City of Beverly Hills
Beverly Hills City Hall Tower Retrofit Underway
“No two historic building projects are the same,” said Clark’s Senior Vice President Marc Kersey in an email statement.
From the ninth floor of the tower at Beverly Hills City Hall, the traffic on Santa Monica Boulevard is quiet. Rodeo Drive and the surrounding shopping district look tiny. Inside, the ninth floor is stripped to bare walls and deserted. The iconic tower was closed in 1989 and has stood abandoned for more than 30 years. Now that is about to change.
A multi-phase project to reoccupy the tower with city offices is underway, and key to the restoration is a seismic retrofit slated to start in the next few weeks. It is expected to take nine to 10 months and cost about $9 million.
“It’s a very exciting project for me,” said Beverly Hills City Architect Mandana Motahari, who is leading the project. “It’s a historic building. Architecturally it’s a gorgeous building, and bringing life to those abandoned floors is very rewarding.”
The larger civic center surrounding the original City Hall building was completed in 1990, and with that project the tower closed. Since then, regulations have changed around seismic safety.
“We know these days a lot more about the seismic performance of buildings,” Motahari told the Courier. “We did some computer modeling and it was recommended to strengthen the tower.”
While the tower remains in “fair” condition, according to Motahari, the retrofit is necessary to allow it to be occupied safely, but there are some challenges.
The tower’s footprint extends down through the main City Hall building to the ground floor, so strengthening it requires minimal invasiveness. The project designers have to work within the historical building code, which restricts changes to historical landmarks like the city hall building.
“With preservation, you want to make sure you don’t modify the building aesthetic in any way and this project doesn’t,” said Motahari. “When we do the strengthening we don’t touch any of that historic fabric. A lot of thought went into strategizing how to do this work so once we are done it’s as if it was there all the time.”

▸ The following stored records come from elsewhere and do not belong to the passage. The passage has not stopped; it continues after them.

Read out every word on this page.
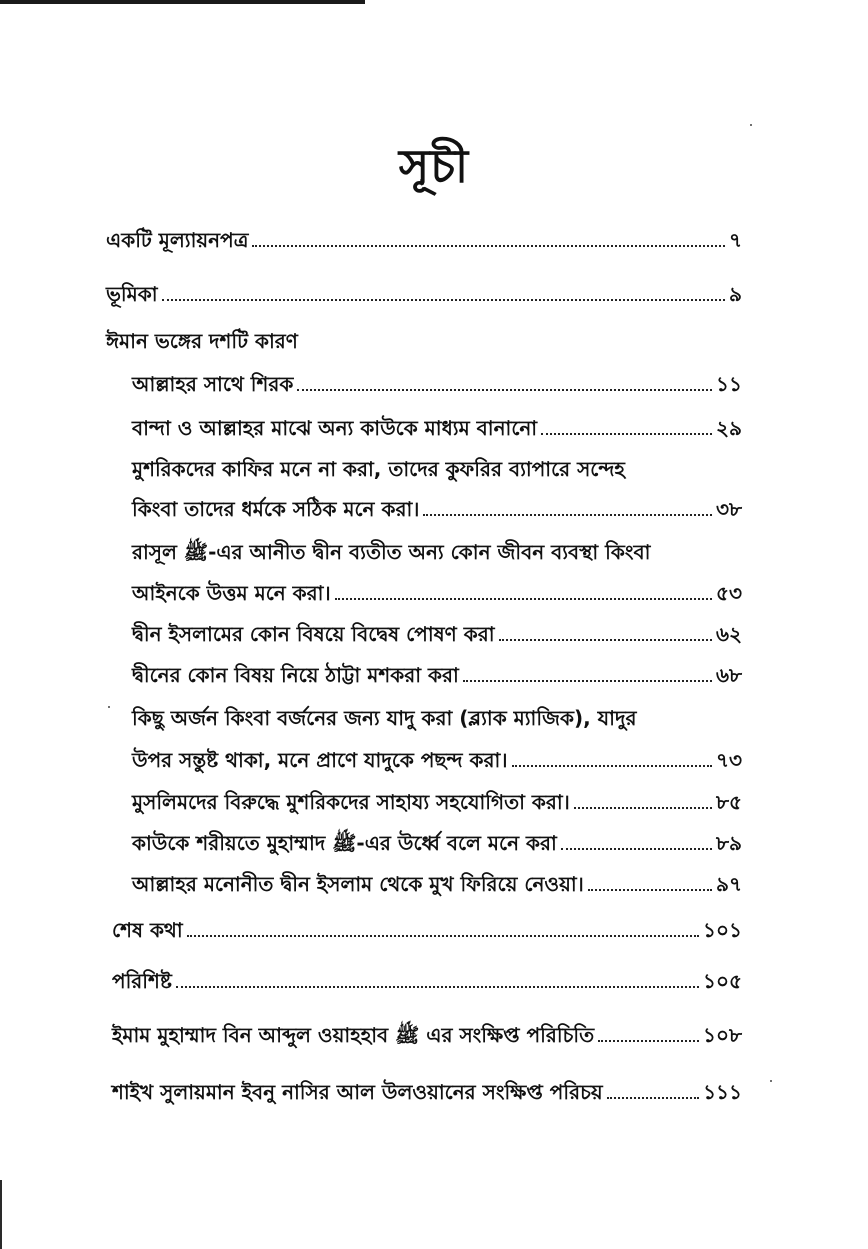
সূচী
একটি মূল্যায়নপত্র	৭
ভূমিকা	৯
ঈমান ভঙ্গের দশটি কারণ
আল্লাহর সাথে শিরক	১১
বান্দা ও আল্লাহর মাঝে অন্য কাউকে মাধ্যম বানানো	২৯
মুশরিকদের কাফির মনে না করা, তাদের কুফরির ব্যাপারে সন্দেহ
কিংবা তাদের ধর্মকে সঠিক মনে করা।	৩৮
রাসূল ﷺ-এর আনীত দ্বীন ব্যতীত অন্য কোন জীবন ব্যবস্থা কিংবা
আইনকে উত্তম মনে করা।	৫৩
দ্বীন ইসলামের কোন বিষয়ে বিদ্বেষ পোষণ করা	৬২
দ্বীনের কোন বিষয় নিয়ে ঠাট্টা মশকরা করা	৬৮
কিছু অর্জন কিংবা বর্জনের জন্য যাদু করা (ব্ল্যাক ম্যাজিক), যাদুর
উপর সন্তুষ্ট থাকা, মনে প্রাণে যাদুকে পছন্দ করা।	৭৩
মুসলিমদের বিরুদ্ধে মুশরিকদের সাহায্য সহযোগিতা করা।	৮৫
কাউকে শরীয়তে মুহাম্মাদ ﷺ-এর উর্ধ্বে বলে মনে করা	৮৯
আল্লাহর মনোনীত দ্বীন ইসলাম থেকে মুখ ফিরিয়ে নেওয়া।	৯৭
শেষ কথা	১০১
পরিশিষ্ট	১০৫
ইমাম মুহাম্মাদ বিন আব্দুল ওয়াহহাব ﷺ এর সংক্ষিপ্ত পরিচিতি	১০৮
শাইখ সুলায়মান ইবনু নাসির আল উলওয়ানের সংক্ষিপ্ত পরিচয়	১১১
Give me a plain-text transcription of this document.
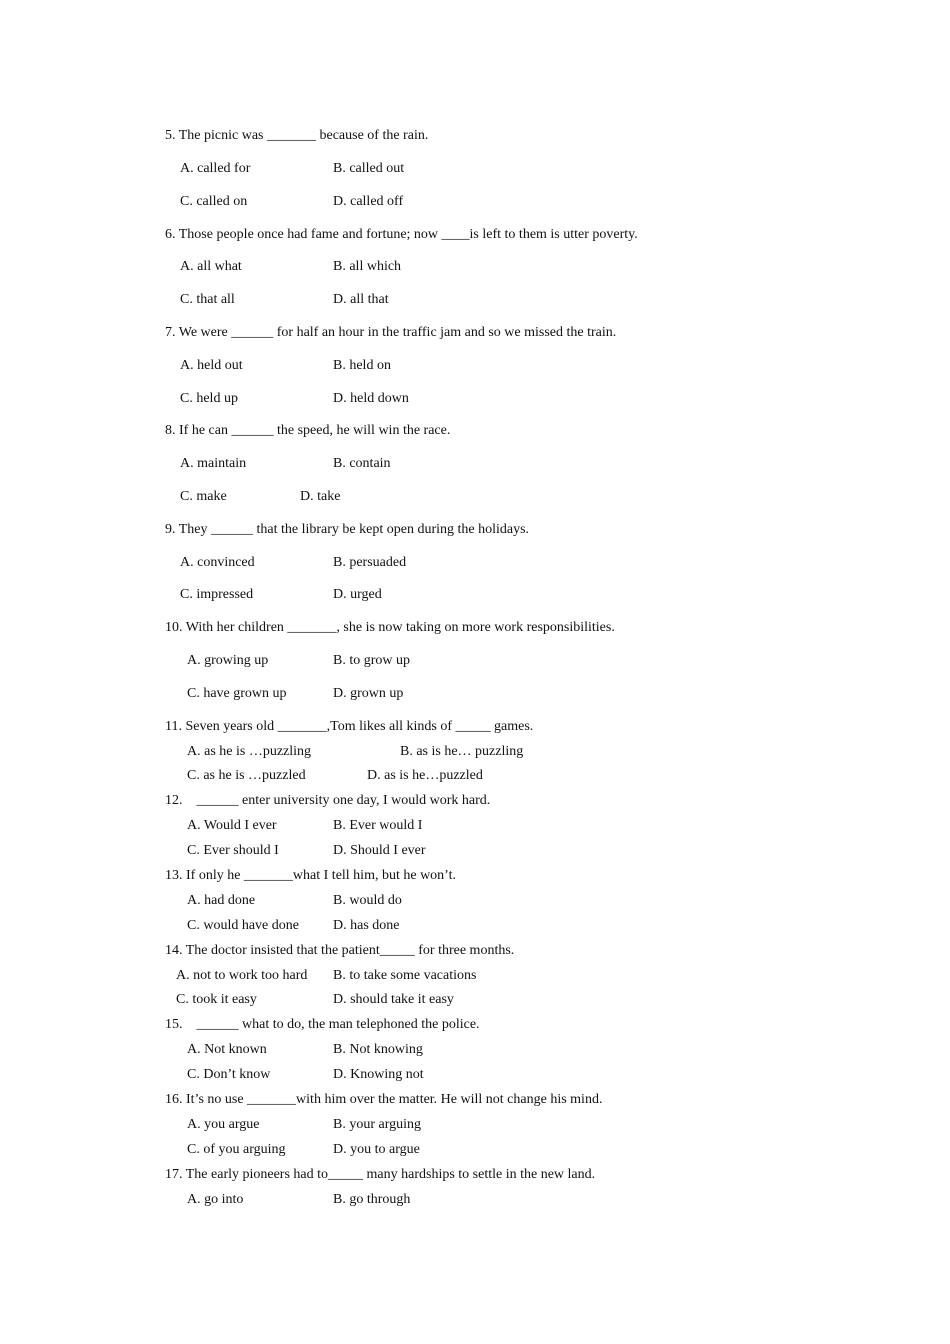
5. The picnic was _______ because of the rain.
A. called for	B. called out
C. called on	D. called off
6. Those people once had fame and fortune; now ____is left to them is utter poverty.
A. all what	B. all which
C. that all	D. all that
7. We were ______ for half an hour in the traffic jam and so we missed the train.
A. held out	B. held on
C. held up	D. held down
8. If he can ______ the speed, he will win the race.
A. maintain	B. contain
C. make	D. take
9. They ______ that the library be kept open during the holidays.
A. convinced	B. persuaded
C. impressed	D. urged
10. With her children _______, she is now taking on more work responsibilities.
A. growing up	B. to grow up
C. have grown up	D. grown up
11. Seven years old _______,Tom likes all kinds of _____ games.
A. as he is …puzzling	B. as is he… puzzling
C. as he is …puzzled	D. as is he…puzzled
12.    ______ enter university one day, I would work hard.
A. Would I ever	B. Ever would I
C. Ever should I	D. Should I ever
13. If only he _______what I tell him, but he won’t.
A. had done	B. would do
C. would have done D. has done
14. The doctor insisted that the patient_____ for three months.
A. not to work too hard B. to take some vacations
C. took it easy	D. should take it easy
15.    ______ what to do, the man telephoned the police.
A. Not known	B. Not knowing
C. Don’t know	D. Knowing not
16. It’s no use _______with him over the matter. He will not change his mind.
A. you argue	B. your arguing
C. of you arguing	D. you to argue
17. The early pioneers had to_____ many hardships to settle in the new land.
A. go into	B. go through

City Council discussions regarding the funding and initiation of the project started 2018 but were postponed due to budget constraints caused by the COVID-19 pandemic. Now the plan is back on with a reduced scope. Some of the previously planned improvements to the interior remain postponed, and for now the project is focused on retrofit.
Eventually, the city plans to restore interior aesthetics like the historic flooring, and a new elevator will be installed. Improvements to make each floor fit for offices are expected in later phases.
There have been talks of eventually allowing public access to the tower’s lowest floor and possibly the main building’s roof deck below the tower. But this could prove unfeasible and the city has not yet made plans for how office space inside the tower will be used.
The City Architect’s office is taking it one step at a time. The first step is making the tower safe, said Motahari.
So far, work has been done to clear out hazardous materials like lead paint that were commonly used at the time the building was constructed. Clark Construction Group has been awarded a contract with the city to do the retrofitting. Clark has worked on several historic buildings in Los Angeles County, including the Hall of Justice, Los Angeles City Hall and the Rose Bowl.
“No two historic building projects are the same,” said Clark’s Senior Vice President Marc Kersey in an email statement. “And each has its own unique characteristics, including the use of old construction materials, hidden details and nontraditional original construction techniques. This requires teams to come up with creative approaches through project delivery.”
The City Hall building was constructed in 1932 and originally housed most of the city government, including the City Council, police department and the public library. The latter had once been inside the tower itself, according to the Beverly Hills Historical Society.
“It’s a miracle that it was built at all,” Phil Savenick, president of the historical society, told the Courier. “The fact that it was built in 1932 at the height of the Depression is a tribute to the people who founded the city. They had enough clout to say let’s put people to work and start building.”
The tower dominates the Beverly Hills skyline and is recognized for its intricate belfry, green tiled dome and gilded cupola.
“What’s remarkable about it is the exquisite workmanship that went into the building,” said Savenick, noting the building’s modified Spanish Renaissance style, mosaics, terrazzo tile floors, ceiling carvings and world-class art installations.
Once renovations are complete, the tower will look exactly as it has for almost 90 years.